The AfDB, through the Partnership & Cooperation Unit, will manage the Fund to ensure transparent and results-oriented resources utilization.

Previous Cooperation Arrangement between the Government of Canada and AfDB Group was signed in December 2001 and amended in May 2002. Under this previous arrangement, forty activities were financed in the areas of aid effectiveness; social development (gender); environmental sustainability, governance, human resource development and private sector.

The new Technical Cooperation Arrangement demonstrates a strong commitment of the Government of Canada to support the Regional Member Countries (RMCs) through the AfDB Group, in addressing the major development challenges towards the achievement of Millennium Development Goals by 2015.
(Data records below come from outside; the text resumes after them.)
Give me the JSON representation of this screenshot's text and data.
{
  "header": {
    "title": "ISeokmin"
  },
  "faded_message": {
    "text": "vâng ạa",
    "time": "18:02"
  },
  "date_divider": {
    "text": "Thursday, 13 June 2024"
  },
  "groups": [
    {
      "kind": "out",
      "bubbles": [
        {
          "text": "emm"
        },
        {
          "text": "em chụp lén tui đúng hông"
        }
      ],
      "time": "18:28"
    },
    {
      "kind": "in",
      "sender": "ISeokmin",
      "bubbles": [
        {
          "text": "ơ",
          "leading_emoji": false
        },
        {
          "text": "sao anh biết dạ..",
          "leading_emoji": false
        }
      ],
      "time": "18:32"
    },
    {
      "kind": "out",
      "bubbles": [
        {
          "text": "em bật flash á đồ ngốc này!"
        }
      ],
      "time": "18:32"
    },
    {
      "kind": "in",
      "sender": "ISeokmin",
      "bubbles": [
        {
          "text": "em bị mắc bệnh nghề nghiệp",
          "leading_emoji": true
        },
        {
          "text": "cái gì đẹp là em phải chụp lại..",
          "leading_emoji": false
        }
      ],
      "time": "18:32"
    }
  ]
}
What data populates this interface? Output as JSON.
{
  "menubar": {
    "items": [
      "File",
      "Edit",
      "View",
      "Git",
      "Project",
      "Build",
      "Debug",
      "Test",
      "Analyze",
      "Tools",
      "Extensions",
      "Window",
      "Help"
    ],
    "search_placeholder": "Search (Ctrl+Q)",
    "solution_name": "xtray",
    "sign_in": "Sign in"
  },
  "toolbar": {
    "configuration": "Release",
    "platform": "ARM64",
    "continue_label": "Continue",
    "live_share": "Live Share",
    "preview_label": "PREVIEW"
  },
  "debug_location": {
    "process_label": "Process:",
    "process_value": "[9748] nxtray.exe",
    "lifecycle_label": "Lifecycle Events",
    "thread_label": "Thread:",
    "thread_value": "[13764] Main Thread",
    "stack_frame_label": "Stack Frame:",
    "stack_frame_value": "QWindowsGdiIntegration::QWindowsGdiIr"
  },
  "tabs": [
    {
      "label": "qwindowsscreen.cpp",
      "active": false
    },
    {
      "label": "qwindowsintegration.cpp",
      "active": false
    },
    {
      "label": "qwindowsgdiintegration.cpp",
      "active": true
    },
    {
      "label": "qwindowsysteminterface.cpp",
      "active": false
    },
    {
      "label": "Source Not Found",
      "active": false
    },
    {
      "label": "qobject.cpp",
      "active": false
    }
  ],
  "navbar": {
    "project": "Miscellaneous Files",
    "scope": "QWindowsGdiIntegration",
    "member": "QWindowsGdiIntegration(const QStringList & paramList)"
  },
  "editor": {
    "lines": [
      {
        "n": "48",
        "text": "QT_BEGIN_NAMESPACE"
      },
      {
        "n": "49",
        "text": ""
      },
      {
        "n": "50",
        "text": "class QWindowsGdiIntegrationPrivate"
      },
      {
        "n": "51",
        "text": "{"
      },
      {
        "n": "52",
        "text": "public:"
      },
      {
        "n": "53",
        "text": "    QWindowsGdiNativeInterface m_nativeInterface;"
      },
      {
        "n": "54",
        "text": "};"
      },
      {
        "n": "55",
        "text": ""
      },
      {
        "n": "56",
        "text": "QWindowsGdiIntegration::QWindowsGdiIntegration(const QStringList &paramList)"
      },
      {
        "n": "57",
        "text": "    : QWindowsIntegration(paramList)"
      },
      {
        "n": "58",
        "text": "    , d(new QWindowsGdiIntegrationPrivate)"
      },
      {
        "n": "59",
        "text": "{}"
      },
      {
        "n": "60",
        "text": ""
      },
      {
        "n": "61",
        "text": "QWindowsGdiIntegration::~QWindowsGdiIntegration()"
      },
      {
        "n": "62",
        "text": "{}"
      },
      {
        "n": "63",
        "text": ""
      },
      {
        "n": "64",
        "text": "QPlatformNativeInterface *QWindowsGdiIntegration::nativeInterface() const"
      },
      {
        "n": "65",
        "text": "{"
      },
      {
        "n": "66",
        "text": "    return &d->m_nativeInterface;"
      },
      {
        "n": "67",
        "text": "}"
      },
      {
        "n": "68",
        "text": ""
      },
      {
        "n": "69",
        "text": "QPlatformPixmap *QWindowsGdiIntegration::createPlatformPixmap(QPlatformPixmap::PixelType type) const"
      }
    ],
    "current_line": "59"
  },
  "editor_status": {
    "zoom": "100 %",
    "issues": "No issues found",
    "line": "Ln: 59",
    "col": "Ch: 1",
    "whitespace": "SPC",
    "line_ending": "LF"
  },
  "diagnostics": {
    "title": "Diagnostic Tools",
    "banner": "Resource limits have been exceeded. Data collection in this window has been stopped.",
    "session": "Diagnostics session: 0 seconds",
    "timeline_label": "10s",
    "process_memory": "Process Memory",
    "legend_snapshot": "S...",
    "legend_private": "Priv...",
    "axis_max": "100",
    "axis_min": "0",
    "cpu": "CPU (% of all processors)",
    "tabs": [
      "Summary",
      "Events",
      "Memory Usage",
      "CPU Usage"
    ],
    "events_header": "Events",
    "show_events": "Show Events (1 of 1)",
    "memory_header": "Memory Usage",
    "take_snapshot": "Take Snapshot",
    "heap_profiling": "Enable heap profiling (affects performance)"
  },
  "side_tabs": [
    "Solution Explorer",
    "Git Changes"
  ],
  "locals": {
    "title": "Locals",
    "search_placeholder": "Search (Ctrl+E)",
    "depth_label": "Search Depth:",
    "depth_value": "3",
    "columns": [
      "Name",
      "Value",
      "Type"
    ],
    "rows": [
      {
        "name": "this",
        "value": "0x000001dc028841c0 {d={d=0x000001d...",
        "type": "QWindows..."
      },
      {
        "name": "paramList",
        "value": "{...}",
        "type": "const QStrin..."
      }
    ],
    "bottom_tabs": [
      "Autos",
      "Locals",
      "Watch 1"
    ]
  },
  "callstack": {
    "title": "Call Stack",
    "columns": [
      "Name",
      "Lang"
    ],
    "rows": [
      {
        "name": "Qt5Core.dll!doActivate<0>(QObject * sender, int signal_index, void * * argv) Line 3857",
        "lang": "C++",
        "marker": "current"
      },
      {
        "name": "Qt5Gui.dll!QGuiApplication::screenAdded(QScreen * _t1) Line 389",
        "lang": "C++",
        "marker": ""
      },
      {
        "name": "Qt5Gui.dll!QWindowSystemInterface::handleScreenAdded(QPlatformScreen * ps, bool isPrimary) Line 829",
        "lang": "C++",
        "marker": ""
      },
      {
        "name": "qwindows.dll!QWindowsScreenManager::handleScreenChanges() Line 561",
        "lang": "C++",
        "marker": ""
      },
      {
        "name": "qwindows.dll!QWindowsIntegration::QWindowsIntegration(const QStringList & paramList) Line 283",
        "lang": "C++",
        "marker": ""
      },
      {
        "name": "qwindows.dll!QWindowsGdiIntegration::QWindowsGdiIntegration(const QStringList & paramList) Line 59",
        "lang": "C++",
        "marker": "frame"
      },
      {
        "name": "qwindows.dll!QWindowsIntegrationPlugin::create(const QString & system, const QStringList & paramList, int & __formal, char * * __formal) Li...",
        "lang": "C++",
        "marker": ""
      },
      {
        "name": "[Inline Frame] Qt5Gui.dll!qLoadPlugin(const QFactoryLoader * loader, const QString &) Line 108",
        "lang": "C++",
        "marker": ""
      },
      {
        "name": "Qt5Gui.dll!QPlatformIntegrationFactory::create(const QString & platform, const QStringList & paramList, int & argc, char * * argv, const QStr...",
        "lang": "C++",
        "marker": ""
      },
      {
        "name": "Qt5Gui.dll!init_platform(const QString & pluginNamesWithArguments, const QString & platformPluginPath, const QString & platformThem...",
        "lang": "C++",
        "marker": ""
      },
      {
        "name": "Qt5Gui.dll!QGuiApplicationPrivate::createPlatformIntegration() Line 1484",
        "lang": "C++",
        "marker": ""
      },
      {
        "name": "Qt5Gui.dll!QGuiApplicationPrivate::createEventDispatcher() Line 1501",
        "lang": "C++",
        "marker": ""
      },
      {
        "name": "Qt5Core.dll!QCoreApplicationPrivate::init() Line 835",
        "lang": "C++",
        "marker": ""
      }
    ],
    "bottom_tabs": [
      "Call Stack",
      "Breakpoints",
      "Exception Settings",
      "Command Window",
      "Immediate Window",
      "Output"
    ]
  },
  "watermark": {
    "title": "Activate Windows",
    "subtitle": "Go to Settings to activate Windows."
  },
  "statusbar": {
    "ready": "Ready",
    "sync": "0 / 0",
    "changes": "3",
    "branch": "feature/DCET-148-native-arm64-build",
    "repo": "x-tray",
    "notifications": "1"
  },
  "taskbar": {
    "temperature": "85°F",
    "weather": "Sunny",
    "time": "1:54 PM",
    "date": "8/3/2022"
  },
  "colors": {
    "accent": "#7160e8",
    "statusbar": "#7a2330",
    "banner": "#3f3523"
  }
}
At a glance: Canada and the AfDB Group

The Government of Canada joined the African Development Fund (ADF) on 23rd May 1973 and the African Development Bank (ADB) on 30 December 1982. For the period of 2005-2015, the Government of Canada has provided the equivalent of US$ 172 million through the Highly Indebted Poor Countries (HIPC) Trust Fund for financing the International Development Association (World Bank) and AfDB Group’s contribution to the HIPC initiative for 15 countries in Africa. In the context of the ADF XI replenishment, the supplementary contribution pledged by the Government of Canada is CAD 302 million. From 1973 to 2007, five Bilateral Technical Cooperation Arrangements with Canada led to the mobilization of approximately Can. $30 million. These funds were used to: recruit Canadian technical assistants; increase the institutional capacity of the AfDB Group and the development of the technical and administrative capacity of the RMCs.